Saturday, September 12, 2009

Mon Oncle: A Lesson in Urban Design

This week, I went to see a screening of Jacques Tati’s Mon Oncle (1958) at MoMA. Mon Oncle focuses on the absurdity of the bourgeois' obsession with modern invention, which imprisons them as much as it sets them free. The film's main expression of this condition is the ultra-modern home of Monsieur and Mademoiselle Arpel, Monsieur Hulot's (Tati's cinematic alterego) sister and brother-in-law. The house (Villa Arpel) is strikingly sterile -- outfitted entirely in modernist furniture that no one finds comfortable, cabinets that open and shut with complex mechanical programming and a garden consisting of concrete stepping stones, steel edges and plants so manicured they hardly seem real.

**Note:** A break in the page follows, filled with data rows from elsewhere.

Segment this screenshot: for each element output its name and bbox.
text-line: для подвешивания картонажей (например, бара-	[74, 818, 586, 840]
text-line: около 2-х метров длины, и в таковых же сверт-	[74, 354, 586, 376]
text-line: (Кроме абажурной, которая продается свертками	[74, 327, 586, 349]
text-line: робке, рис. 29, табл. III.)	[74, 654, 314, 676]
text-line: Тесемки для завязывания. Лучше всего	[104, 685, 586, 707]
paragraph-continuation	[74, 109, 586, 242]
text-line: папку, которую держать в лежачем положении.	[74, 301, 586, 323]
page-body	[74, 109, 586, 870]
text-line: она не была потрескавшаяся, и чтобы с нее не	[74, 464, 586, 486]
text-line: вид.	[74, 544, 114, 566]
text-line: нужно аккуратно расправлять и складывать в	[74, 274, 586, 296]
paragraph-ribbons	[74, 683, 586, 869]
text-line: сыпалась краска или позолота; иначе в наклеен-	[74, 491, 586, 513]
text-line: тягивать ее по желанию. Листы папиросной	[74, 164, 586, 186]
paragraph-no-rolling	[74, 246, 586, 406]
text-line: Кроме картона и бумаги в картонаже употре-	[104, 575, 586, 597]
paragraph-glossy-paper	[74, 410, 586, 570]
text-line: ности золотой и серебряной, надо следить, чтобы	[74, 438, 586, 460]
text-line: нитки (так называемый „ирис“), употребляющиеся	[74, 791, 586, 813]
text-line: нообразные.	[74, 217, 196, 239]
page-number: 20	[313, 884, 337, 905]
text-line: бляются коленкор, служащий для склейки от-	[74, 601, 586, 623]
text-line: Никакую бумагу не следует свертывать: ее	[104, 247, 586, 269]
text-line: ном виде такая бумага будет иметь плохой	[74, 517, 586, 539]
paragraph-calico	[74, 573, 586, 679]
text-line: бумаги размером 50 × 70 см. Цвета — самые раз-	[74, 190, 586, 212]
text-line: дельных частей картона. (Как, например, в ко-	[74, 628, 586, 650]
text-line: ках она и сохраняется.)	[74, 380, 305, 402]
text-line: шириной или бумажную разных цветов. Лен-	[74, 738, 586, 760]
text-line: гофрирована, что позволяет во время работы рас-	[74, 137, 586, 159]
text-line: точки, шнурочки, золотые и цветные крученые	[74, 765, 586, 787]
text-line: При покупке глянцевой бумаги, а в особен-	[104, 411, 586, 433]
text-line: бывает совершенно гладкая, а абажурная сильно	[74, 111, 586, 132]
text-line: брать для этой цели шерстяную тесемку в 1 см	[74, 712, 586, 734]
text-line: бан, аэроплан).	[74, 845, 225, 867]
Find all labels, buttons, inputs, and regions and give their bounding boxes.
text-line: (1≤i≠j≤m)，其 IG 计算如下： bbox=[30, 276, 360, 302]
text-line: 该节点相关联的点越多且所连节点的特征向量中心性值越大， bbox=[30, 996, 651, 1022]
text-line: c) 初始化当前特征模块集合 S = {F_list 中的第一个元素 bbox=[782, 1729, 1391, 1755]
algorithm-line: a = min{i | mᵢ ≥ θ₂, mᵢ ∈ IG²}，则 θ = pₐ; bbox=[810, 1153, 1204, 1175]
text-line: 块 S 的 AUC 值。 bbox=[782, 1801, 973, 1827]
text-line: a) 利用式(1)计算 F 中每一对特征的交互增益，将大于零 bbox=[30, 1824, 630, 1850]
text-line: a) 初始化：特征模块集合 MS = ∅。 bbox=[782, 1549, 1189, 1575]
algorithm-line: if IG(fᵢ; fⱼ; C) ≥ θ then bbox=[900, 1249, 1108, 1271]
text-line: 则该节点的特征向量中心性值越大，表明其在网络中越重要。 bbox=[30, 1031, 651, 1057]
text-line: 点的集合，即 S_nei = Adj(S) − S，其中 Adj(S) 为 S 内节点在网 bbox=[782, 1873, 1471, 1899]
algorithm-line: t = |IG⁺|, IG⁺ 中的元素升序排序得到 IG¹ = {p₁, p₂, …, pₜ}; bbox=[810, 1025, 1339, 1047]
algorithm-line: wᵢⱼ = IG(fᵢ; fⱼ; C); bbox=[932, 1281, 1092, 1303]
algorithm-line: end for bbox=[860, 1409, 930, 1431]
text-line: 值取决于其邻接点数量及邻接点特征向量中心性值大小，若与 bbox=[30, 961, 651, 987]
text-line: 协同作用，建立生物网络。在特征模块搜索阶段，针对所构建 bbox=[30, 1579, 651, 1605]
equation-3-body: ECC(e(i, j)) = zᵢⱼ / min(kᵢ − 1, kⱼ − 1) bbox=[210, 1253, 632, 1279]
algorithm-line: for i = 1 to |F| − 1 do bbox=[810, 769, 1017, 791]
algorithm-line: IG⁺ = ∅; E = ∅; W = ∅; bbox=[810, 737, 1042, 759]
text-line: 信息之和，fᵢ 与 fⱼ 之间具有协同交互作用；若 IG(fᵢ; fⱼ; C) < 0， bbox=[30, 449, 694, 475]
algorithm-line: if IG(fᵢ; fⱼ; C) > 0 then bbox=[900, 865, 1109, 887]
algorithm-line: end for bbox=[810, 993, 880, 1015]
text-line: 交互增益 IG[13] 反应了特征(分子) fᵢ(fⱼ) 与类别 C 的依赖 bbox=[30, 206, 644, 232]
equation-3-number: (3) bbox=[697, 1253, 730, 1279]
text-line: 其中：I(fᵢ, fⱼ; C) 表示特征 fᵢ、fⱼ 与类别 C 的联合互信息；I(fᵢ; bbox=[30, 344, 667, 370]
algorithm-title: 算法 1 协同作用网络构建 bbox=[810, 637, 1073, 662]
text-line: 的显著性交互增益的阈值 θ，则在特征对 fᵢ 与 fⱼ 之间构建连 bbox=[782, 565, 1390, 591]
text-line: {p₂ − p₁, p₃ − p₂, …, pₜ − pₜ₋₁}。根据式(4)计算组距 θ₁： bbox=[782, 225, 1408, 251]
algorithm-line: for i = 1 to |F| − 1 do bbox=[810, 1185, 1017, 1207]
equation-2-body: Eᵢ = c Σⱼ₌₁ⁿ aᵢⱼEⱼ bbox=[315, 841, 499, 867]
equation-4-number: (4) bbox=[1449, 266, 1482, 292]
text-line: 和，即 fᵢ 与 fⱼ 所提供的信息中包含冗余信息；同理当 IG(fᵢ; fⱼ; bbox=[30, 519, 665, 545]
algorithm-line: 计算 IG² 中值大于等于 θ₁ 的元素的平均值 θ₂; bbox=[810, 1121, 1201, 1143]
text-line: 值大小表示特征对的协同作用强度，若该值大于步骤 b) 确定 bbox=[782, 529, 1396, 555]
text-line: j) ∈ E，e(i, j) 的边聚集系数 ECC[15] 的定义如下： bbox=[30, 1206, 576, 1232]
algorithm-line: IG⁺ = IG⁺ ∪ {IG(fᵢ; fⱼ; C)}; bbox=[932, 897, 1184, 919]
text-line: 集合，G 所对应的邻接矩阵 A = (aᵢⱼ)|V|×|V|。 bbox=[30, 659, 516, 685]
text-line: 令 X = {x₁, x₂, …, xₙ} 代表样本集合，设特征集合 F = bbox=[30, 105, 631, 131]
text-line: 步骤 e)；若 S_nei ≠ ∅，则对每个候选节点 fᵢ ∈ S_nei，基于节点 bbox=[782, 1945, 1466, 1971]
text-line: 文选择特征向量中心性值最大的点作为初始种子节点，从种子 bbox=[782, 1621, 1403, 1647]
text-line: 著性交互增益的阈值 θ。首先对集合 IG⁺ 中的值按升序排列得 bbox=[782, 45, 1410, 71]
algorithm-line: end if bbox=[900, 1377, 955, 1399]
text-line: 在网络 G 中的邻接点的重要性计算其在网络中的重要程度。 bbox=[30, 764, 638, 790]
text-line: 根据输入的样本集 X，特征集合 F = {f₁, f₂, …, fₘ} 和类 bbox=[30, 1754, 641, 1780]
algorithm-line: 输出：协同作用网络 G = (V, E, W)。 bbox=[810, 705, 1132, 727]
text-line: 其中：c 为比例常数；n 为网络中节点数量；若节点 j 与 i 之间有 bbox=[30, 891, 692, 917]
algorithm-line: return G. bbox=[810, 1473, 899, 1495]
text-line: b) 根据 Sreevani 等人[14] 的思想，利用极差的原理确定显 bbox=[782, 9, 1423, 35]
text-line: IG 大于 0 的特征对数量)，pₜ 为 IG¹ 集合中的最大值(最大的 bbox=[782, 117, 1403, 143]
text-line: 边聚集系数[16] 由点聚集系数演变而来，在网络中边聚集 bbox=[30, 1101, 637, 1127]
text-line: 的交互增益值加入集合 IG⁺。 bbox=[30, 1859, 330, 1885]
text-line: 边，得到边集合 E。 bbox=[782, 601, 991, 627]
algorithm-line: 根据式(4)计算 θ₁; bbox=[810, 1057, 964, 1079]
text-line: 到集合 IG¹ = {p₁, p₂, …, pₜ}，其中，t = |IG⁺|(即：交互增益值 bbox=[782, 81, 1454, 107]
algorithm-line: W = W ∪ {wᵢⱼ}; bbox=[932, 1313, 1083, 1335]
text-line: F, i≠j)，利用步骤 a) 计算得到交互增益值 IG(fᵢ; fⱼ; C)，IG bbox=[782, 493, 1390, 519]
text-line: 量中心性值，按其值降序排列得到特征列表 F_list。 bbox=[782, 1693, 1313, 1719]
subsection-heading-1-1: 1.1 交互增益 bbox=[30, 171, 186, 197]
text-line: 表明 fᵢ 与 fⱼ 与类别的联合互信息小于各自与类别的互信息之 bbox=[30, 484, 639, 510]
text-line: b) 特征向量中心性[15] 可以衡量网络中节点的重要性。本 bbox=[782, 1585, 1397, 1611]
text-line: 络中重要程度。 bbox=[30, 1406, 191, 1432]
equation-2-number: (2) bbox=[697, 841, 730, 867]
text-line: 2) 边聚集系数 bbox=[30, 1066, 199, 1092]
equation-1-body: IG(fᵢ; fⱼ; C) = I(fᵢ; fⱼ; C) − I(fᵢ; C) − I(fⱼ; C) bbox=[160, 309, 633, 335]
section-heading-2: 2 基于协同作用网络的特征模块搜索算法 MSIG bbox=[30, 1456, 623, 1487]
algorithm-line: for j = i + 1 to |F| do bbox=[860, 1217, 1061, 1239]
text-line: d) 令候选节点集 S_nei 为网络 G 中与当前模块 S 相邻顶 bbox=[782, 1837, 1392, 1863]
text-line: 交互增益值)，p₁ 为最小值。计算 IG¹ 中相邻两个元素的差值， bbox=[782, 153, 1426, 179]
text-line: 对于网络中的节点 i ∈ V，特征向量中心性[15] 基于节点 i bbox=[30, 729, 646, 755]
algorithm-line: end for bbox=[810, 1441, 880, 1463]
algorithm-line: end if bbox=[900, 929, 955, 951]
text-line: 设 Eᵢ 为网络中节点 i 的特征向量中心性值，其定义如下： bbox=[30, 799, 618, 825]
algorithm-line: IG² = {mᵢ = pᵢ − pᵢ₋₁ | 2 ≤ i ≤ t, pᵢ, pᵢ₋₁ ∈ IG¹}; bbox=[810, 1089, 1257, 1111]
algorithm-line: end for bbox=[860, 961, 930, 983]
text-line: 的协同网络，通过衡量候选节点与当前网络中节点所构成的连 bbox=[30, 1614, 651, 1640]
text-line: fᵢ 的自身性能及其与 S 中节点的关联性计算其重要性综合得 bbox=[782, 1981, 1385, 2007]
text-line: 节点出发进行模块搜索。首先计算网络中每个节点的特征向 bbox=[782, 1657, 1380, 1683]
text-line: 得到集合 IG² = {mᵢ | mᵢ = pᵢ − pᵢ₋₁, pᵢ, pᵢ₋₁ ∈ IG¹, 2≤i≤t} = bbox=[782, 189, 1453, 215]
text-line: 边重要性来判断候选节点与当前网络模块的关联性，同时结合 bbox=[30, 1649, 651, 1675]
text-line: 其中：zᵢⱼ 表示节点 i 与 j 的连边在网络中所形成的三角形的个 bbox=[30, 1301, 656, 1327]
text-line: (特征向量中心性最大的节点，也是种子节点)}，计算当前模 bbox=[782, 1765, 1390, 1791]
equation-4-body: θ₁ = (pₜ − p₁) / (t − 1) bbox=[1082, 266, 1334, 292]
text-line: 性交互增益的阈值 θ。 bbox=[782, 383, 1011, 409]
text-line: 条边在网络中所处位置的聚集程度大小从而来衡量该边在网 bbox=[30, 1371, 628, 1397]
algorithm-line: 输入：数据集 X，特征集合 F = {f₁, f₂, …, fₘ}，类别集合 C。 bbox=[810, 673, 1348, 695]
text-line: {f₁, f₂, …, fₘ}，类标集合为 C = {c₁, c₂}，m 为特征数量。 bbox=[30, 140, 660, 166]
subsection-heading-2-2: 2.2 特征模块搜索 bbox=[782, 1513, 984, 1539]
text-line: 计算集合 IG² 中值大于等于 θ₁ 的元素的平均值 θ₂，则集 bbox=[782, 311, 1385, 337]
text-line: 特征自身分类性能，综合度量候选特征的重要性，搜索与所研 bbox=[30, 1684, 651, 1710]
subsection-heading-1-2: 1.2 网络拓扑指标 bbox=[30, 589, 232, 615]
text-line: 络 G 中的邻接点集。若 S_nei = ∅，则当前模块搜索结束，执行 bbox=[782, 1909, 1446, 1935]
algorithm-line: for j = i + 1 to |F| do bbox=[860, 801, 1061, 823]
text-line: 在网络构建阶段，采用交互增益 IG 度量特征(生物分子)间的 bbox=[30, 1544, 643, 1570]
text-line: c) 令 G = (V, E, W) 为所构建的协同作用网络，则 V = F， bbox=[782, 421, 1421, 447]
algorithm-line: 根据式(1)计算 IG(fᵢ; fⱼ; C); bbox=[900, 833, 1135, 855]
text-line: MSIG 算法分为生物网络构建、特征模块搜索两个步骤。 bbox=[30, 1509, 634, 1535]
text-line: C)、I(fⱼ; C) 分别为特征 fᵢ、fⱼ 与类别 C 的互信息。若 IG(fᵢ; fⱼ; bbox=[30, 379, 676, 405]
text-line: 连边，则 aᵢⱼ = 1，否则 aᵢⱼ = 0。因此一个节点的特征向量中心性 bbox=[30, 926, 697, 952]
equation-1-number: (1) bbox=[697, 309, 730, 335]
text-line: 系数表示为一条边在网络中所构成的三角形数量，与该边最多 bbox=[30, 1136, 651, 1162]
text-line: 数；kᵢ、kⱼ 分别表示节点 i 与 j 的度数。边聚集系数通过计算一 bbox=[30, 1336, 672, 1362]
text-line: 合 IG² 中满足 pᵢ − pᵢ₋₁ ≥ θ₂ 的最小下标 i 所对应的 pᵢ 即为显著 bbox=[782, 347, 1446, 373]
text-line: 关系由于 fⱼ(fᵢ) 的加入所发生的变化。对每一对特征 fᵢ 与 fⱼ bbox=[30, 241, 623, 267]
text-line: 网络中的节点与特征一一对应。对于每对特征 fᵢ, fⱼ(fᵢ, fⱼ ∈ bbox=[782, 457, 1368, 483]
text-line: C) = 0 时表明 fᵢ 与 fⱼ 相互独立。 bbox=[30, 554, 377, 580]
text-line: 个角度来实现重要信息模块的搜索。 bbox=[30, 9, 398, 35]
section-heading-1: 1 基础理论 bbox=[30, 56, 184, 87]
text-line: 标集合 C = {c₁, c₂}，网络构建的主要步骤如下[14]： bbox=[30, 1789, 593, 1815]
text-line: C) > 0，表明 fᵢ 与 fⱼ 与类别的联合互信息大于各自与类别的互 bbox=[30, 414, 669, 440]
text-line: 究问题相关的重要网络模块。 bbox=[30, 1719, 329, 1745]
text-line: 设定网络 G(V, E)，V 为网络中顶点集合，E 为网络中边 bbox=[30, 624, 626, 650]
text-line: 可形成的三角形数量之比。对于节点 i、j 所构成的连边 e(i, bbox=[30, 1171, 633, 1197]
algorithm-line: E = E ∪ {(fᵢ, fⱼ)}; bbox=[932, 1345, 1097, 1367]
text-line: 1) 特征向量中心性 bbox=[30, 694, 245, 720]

There's a fantastic scene in Mon Oncle, where the Arpels host a garden luncheon. During this scene, Hulot's nephew, stifled by Villa Arpel and bored to tears by the shallow social display, rips down a portion of climbing vines, destroying the sad, manicured symmetry. The party rapidly deteriorates, ending in insult and injury (due in no small part to Hulot's bumbling navigation around the awkward "natural" space) and the nephew running around the garden in a Native American headdress. Later that night, when Hulot sneaks back to the house to finish tearing down the vines, the circular windows of Villa Arpel transform into patrolling eyes (the silhouettes of the Arpels' synchronized heads).

Obviously, I got a kick out of this battle enacted between the attenuated natural world and the anthropomorphized built environment. In reading Eric W. Sanderson’s Mannahatta: A Natural History of New York (as noted in a previous post, this study is also an exhibition at the Museum of the City of New York), I learned that the Lenape, the Native American inhabitants of Mannahatta, created the structural beams of their wigwams by transplanting tree saplings in a circular plan and bending them inward. The contrast of the Lenapes literally building shelter from live nature with Villa Arpel's precise, tamed gardens brings me back to Anne Whiston Spirn, who posited in 1984 that to ensure the continued success in the urban environment, "nature in the city must be cultivated… rather than ignored and subdued." I think Tati would have agreed.

1 comment:

  1. Not terribly cultured of me I know, but this post - and the film you describe - remind me of the dinner party scene in Beetlejuice. There, too, the lifeless, overly stylized meal is disrupted by the children who, arguably, have a deeper connection to the natural world than their overly "civilized" parents.